Our next step is to take each de-waxed screen and place it into an extractor. Though there are electric extractors, the one we’re using has a hand crank. Taking my turn, I crank the handle, sending the frames spinning around. The centrifugal force, Tracey tells me, forces out the honey and it flows to the bottom of the extractor and then out of a little spigot into a big container. Or at least most of it does. My face is also getting pelted by droplets of honey. I decide to think of it as a honey facial. Once the five gallon bucket is full, we take it to the kitchen counter and start to spoon it into jars.

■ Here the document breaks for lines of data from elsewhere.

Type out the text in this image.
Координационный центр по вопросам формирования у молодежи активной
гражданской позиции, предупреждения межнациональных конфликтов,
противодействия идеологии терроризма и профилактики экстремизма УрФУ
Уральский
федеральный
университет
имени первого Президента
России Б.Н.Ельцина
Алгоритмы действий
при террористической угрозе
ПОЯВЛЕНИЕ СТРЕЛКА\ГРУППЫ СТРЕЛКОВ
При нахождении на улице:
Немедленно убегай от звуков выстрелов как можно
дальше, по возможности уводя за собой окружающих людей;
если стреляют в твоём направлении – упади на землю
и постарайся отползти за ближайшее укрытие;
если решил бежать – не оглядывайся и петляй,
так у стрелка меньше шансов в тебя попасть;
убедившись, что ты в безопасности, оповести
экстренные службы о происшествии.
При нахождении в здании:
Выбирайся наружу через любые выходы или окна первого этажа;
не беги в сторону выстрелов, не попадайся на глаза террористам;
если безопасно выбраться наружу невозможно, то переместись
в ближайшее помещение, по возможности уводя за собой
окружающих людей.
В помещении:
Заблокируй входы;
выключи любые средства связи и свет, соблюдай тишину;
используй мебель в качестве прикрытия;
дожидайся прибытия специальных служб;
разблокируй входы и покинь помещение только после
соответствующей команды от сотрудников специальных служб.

“It’s unfiltered honey because I don’t microfilter t,” says Tracey as we start to cap jars. “We’ll probably extract between 200 and 220 pounds of honey today.”

That’s a lot of honey. But there’s a high demand for Tracey’s honey which has won awards and by the end of each season, she seldom has more than a few jars left for herself. People come to her house and buy it off her porch and she also takes it to the Brown County Courthouse where she has her office and sells it there as well. One reason it tastes so good is that her bees feed on the wildflowers like goldenrod and sweet cloves growing in her pasture, the tulip, maple and locust trees in the surrounding woods as well as asters, roses and raspberry bushes from her garden. Both early summer and fall are harvesting time for her hives --she started off with two and now has 12 – each containing about 50,000 bees so it’s a good thing she likes to keep busy as that’s a lot of honey to collect.

Picking some mint from her herb garden, Tracey muddles them in the bottom of a tea pot and then pours warm green tea which has been seeping for a few minutes over the mint. We each pour the tea over ice and add a teaspoon or so of the freshly gathered honey. The taste is minty and just a little sweet to offset the slightly biting taste of the green tea. And, of course, the taste is fresh with mint just plucked from the garden and honey from the hive.

Tracey Yeager’s Greek Yogurt and Honey

1 container plain Greek yogurt



Dried apricots, cut into small pieces

Place the yogurt in a sieve or wet cheesecloth, pushing it down to remove all the liquid. Place solids on a plate and top with the honey, walnuts and dried apricots. Tracey recommends this as a dessert accompanied by a glass of sherry or port.